I know, I know. The idea of puffy paint in most craft projects makes you skeptical. Me too. But a few weeks ago John and I were brainstorming about what we should do to our pumpkins this year, after painting them last year:
… and carving intricate designs into them the year before:
Anyway, so somewhere along the line John said “too bad we can’t use nail polish or something to build up shapes on the pumpkins.” I sort of looked at him sideways at the nail polish suggestion, but I liked the idea of somehow creating raised designs on them… and so the idea of puffy paint was born. We figured it was made for puffing (aka, building things up) and it’s super cheap so why the heck not. We even hoped that if we spray painted them after puffing them they might look sleek as opposed to cringeworthy and bad crafty. You know how there’s good crafty and bad crafty? We wanted to stay on the good crafty side of things.
In full disclosure, this was one of those projects where we had full expectations of failure. We could just picture the puffy paint sliding right off the pumpkins and creating a drippy mess (since pumpkins don’t exactly lay flat like paper or fabric). But we figured it was worth a try- and lo and behold it actually worked! Oh happy day.
Here’s how it all went down. First we started with three pumpkins along with some puffy paint and some spray paint from Michael’s:
Then we just went to town on them with puffy paint. Here’s what things looked like in progress:
When we finally proclaimed them done (after about twenty minutes or so) here’s what we ended up with:
We decided to do a fun studded vertical stripe effect on one of them, a P monogram on the big tall guy, a chevron-inspired zig-zag pattern on the fat one, and a small bone on the tiny backyard pumpkin that we accidentally grew (you know, in Burger’s honor). We liked how everyone in our family of four was semi-represented thanks to ending up with four pumpkins- although I’ll be mad if you assume I’m the round one (even though John’s obviously the tall one).
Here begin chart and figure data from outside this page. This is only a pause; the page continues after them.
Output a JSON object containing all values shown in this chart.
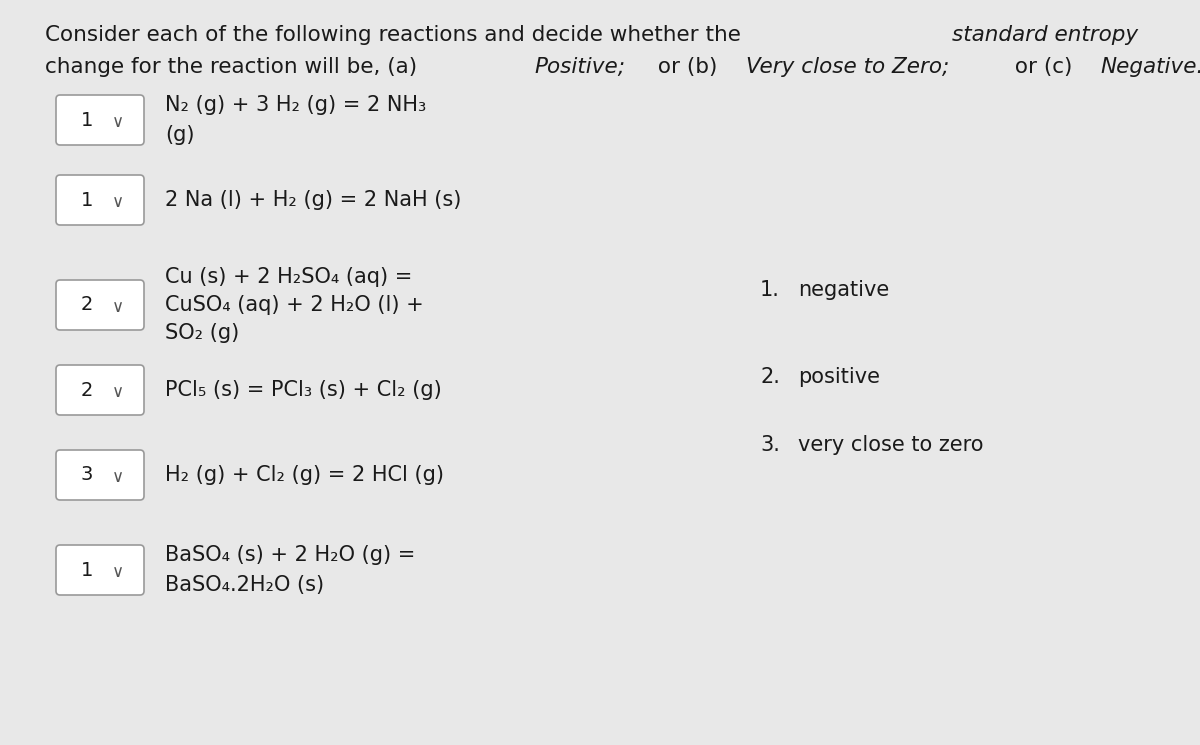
{
  "background_color": "#e8e8e8",
  "reactions": [
    {
      "number": "1",
      "equation_lines": [
        "N₂ (g) + 3 H₂ (g) = 2 NH₃",
        "(g)"
      ]
    },
    {
      "number": "1",
      "equation_lines": [
        "2 Na (l) + H₂ (g) = 2 NaH (s)"
      ]
    },
    {
      "number": "2",
      "equation_lines": [
        "Cu (s) + 2 H₂SO₄ (aq) =",
        "CuSO₄ (aq) + 2 H₂O (l) +",
        "SO₂ (g)"
      ]
    },
    {
      "number": "2",
      "equation_lines": [
        "PCl₅ (s) = PCl₃ (s) + Cl₂ (g)"
      ]
    },
    {
      "number": "3",
      "equation_lines": [
        "H₂ (g) + Cl₂ (g) = 2 HCl (g)"
      ]
    },
    {
      "number": "1",
      "equation_lines": [
        "BaSO₄ (s) + 2 H₂O (g) =",
        "BaSO₄.2H₂O (s)"
      ]
    }
  ],
  "answers": [
    {
      "num": "1.",
      "text": "negative"
    },
    {
      "num": "2.",
      "text": "positive"
    },
    {
      "num": "3.",
      "text": "very close to zero"
    }
  ],
  "box_color": "#ffffff",
  "box_edge_color": "#999999",
  "text_color": "#1a1a1a",
  "font_size_title": 15.5,
  "font_size_eq": 15,
  "font_size_box": 14,
  "font_size_answer": 15,
  "title_parts_line1": [
    {
      "text": "Consider each of the following reactions and decide whether the ",
      "style": "normal"
    },
    {
      "text": "standard entropy",
      "style": "italic"
    }
  ],
  "title_parts_line2": [
    {
      "text": "change for the reaction will be, (a) ",
      "style": "normal"
    },
    {
      "text": "Positive;",
      "style": "italic"
    },
    {
      "text": " or (b) ",
      "style": "normal"
    },
    {
      "text": "Very close to Zero;",
      "style": "italic"
    },
    {
      "text": " or (c) ",
      "style": "normal"
    },
    {
      "text": "Negative.",
      "style": "italic"
    }
  ]
}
Oh and I chose that reddish-orange puffy paint color because I thought it would most closely resemble the color of the pumpkins, so when we sprayed them they would hopefully end up with even coverage and a uniform look (which did seem to work for us). Here they are with a few thin and even coats of marigoldy-yellow and pure-white spray paint:
We went with those spray paint colors since we thought they’d work with the yellow mums and the light cream accents on our front porch.
Thankfully they fit right in.
Burger’s wee pumpkin is back behind them on the planter side table that we made a while back. I can’t believe John “farmed” that. It’s so round and perfect that it looks more like a superball than a pumpkin.
Oh and here’s a spray painting tip for ya: we balanced each pumpkin on an old quart-sized paint can before spraying them so we could get all angles of ’em except for the unseen bottom portion without having to touch them and ruin the finish. We used white semi-gloss and marigold yellow high gloss paint and we actually preferred how the semi-gloss looked a bit more. The more matte texture made the studs look cool – like hammered metal – as opposed to the slicker and harder to see high gloss monogrammed P. In fact if we were to do it all over again we’d suggest using semi-gloss or even satin paint for all of them instead of dealing with the super shiny stuff. Surprising, because going into it we thought high gloss would look better. Live puffy paint and learn I guess.
But we’re happy with how they came out for sure. And it was a really easy and fun project. Although we must admit that we’re craving pumpkin seeds so much that we might grab one more small pumpkin and get all traditional on it- you know, so we can scoop out the goop and enjoy the seeds for Clara’s first Halloween. What about you guys? Do you have any pumpkin carving or Halloween decorating plans? Were you totally cringing when we said we used puffy paint on our pumpkins? Admit it, you were.